2%

1.2K 70 15
                                    


Usiadłam przy moim białym biurku. Położyłam na nim laptopa i kubek z słonymi paluszkami. Zamknęłam drzwi od pokoju i włączyłam pliki które muszę dzisiaj skończyć. Moi klienci są strasznie wymagający. Słysząc drapanie do drzwi przestałam na chwilę i wstałam aby otworzyć drzwi Freddy'iemu. Pies wszedł do środka i usiadł koło mnie.

Skończywszy wszystkie papierkowe i elektroniczne sprawy na spokojnie mogłam opuścić sypialnię. Pies nadal spał ,więc mu więcej nie przeszkadzałam. Wychodząc z pokoju wpadłam na Karola, który nie wiem co tam robił.

-Oj, wybacz.

-Właśnie chciałem zapytać czy już skończyłaś.- podrapał się po karku lekko uśmiechając.

-Ta, a co?

-Przyszła do ciebie jakaś paczka. Nie wiem od kogo, nie jest napisane.

-Nic nie zamawiałam, gdzie ona jest?

-Na dole, chodź to ci pokażę.

Zeszliśmy po schodach na dół i od razu zauważyłam dużą paczkę stojąca na przedpokoju. Sięgała mi do kolan. Dosłownie.

-Kurier dał radę ją tu zawieźć?

-Jest lekka, dosyć lekka, żeby ją tu wniósł.

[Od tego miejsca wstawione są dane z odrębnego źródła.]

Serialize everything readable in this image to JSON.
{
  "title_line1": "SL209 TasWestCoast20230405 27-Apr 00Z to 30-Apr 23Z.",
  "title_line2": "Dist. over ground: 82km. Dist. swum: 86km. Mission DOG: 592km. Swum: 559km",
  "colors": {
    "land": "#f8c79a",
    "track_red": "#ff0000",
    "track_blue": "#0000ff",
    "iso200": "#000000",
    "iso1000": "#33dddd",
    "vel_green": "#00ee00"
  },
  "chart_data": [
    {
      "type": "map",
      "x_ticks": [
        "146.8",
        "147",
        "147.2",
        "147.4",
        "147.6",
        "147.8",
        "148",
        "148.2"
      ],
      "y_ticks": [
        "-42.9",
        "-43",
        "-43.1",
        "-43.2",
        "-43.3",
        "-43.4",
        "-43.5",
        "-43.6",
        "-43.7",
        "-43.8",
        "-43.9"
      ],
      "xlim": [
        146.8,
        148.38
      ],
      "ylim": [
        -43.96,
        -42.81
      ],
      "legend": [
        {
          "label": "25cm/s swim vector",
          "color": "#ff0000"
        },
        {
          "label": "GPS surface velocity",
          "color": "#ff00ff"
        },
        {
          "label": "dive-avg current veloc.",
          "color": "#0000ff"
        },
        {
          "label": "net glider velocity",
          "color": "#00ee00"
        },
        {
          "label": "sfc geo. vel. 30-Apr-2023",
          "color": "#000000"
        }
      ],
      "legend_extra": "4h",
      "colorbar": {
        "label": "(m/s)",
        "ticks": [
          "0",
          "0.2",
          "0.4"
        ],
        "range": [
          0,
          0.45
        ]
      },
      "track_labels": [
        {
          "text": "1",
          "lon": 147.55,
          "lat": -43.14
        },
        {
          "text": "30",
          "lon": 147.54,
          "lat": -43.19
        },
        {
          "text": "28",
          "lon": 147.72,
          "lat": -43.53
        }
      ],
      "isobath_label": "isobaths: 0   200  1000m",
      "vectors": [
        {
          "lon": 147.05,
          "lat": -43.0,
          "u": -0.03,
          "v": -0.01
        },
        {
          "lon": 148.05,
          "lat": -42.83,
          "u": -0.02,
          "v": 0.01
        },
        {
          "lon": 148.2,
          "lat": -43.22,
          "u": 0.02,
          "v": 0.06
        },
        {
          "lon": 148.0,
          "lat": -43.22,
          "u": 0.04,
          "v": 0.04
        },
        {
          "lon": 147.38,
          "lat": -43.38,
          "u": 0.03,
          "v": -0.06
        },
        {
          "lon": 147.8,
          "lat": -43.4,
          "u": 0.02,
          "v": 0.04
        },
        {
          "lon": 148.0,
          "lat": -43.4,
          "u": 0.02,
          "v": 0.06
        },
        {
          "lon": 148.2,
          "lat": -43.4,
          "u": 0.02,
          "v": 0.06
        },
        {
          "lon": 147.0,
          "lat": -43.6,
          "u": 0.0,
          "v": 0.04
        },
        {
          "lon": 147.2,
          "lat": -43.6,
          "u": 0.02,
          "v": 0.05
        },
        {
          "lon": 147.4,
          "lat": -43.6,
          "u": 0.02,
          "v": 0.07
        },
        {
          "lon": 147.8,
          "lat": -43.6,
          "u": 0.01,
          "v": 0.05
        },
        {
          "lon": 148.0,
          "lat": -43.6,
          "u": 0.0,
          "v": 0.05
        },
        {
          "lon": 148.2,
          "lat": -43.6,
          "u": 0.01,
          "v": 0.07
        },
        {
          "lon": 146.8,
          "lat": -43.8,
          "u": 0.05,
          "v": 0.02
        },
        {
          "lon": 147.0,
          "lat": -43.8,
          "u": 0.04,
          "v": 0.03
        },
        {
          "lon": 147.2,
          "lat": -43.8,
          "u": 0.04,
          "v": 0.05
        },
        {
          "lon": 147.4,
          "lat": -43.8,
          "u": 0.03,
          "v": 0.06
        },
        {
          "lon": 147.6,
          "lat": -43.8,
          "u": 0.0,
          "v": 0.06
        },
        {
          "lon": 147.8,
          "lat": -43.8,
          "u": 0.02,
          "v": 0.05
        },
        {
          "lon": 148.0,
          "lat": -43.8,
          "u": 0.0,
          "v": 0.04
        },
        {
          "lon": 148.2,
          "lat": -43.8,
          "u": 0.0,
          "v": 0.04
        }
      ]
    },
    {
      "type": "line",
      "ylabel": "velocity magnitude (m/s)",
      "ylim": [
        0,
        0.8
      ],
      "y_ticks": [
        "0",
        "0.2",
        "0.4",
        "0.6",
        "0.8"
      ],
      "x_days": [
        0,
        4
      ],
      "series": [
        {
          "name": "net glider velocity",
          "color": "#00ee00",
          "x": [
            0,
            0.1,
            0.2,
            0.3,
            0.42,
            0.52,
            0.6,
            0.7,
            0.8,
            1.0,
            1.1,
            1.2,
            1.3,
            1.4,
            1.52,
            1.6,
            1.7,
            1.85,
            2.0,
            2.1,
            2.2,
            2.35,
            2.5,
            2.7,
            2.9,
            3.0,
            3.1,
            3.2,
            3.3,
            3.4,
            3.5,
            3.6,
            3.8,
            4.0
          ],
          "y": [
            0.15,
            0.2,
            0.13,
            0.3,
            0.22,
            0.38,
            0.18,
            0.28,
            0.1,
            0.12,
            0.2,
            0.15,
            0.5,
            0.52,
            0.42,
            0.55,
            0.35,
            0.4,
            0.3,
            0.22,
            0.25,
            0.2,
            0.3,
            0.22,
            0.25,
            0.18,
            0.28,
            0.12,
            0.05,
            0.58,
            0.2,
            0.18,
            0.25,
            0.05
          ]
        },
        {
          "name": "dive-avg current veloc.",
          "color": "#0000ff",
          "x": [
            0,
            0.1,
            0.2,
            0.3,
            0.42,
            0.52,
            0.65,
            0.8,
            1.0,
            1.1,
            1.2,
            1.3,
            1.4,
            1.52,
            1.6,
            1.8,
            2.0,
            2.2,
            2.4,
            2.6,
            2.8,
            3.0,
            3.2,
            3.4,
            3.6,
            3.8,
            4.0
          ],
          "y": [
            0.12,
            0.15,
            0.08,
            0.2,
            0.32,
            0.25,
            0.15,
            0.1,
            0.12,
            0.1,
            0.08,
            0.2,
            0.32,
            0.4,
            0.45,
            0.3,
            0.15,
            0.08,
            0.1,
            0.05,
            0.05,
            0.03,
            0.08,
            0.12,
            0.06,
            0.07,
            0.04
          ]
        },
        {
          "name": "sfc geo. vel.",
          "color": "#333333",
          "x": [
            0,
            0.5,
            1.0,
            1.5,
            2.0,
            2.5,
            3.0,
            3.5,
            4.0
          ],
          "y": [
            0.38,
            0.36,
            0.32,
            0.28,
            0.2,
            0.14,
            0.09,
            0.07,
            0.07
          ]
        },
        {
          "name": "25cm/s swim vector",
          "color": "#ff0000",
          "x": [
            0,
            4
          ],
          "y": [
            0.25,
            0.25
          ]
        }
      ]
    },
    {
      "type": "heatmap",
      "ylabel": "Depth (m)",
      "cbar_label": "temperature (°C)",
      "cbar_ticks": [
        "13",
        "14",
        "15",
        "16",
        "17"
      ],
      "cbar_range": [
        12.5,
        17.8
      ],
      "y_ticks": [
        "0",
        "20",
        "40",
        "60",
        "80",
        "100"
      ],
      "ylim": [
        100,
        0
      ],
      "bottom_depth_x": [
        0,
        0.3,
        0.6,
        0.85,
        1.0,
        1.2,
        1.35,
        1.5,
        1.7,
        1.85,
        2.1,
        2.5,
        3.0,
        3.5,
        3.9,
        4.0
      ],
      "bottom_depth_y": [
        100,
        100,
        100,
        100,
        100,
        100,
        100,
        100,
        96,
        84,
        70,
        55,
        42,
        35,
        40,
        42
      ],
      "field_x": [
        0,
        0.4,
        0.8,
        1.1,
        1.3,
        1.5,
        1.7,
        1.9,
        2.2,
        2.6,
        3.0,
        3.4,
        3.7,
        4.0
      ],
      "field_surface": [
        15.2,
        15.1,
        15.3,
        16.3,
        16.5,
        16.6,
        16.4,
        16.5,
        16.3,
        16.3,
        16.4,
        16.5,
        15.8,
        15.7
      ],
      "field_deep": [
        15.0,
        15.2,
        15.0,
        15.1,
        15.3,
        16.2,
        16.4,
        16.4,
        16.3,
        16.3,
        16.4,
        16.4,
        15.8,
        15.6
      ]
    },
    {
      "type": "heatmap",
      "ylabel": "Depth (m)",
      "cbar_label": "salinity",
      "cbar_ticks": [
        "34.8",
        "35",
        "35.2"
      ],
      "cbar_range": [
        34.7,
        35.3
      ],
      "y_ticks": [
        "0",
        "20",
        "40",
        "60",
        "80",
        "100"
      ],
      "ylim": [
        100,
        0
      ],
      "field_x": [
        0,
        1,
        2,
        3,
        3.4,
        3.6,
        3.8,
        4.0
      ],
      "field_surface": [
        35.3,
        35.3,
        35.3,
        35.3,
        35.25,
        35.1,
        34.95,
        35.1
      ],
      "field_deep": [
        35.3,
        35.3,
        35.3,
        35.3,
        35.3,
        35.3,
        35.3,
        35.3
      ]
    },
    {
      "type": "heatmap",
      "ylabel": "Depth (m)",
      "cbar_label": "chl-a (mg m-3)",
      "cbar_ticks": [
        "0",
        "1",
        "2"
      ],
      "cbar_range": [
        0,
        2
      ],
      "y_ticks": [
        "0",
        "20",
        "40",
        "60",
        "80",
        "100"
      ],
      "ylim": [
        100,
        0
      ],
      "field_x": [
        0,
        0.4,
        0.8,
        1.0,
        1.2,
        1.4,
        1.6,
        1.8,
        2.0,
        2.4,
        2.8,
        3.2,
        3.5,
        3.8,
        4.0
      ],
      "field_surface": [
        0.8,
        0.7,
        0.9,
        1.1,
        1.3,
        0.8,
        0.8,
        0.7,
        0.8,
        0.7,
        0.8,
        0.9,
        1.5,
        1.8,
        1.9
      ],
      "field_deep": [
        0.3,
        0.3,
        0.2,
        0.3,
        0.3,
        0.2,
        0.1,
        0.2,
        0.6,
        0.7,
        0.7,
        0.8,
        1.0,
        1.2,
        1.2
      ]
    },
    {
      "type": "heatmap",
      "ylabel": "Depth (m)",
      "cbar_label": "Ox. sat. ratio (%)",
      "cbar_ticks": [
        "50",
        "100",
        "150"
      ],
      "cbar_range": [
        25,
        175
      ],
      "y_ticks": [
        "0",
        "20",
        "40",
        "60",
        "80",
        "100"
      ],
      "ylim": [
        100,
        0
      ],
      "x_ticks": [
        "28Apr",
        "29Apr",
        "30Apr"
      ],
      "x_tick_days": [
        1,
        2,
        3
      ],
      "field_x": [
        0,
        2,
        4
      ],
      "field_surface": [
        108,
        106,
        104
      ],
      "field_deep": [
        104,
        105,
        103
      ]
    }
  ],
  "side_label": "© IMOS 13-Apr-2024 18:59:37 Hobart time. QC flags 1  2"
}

-Dla ciebie lekka, czyli waży z 30kg?!

-Nie, naprawdę, możesz podnieść...

-Dobra, idę po nóż

**

W pudle zauważyłam dużo, dużo rzeczy. Słodycze, jakieś rysunki, kapelusz i list. Chwyciłam za niego i zaczęłam czytać.

Cześć Victoria!
Chciałam napisać w tym liście, że bardzo cię lubię. Może i nie masz swojego własnego kanału, ale uwielbiam oglądać odcinki, na których wystepujesz. Postanowiłam wysłać ci małego Fan Maila. Skoro mieszkasz z Kaiko to wysłałam tą paczkę na jego skrzynkę z fanmailami. I mam nadzieję, że ją dostałaś, bo zbierałam te wszystkie rzeczy przez około dwa lata, oczywiście oprócz słodyczy.
Pozdrawiam Magda, twoja fanka #1

-Pomyślałbyś? To niesamowite... mam fankę i pierwszy fan mail- zaczęłam się szeroko uśmiechać.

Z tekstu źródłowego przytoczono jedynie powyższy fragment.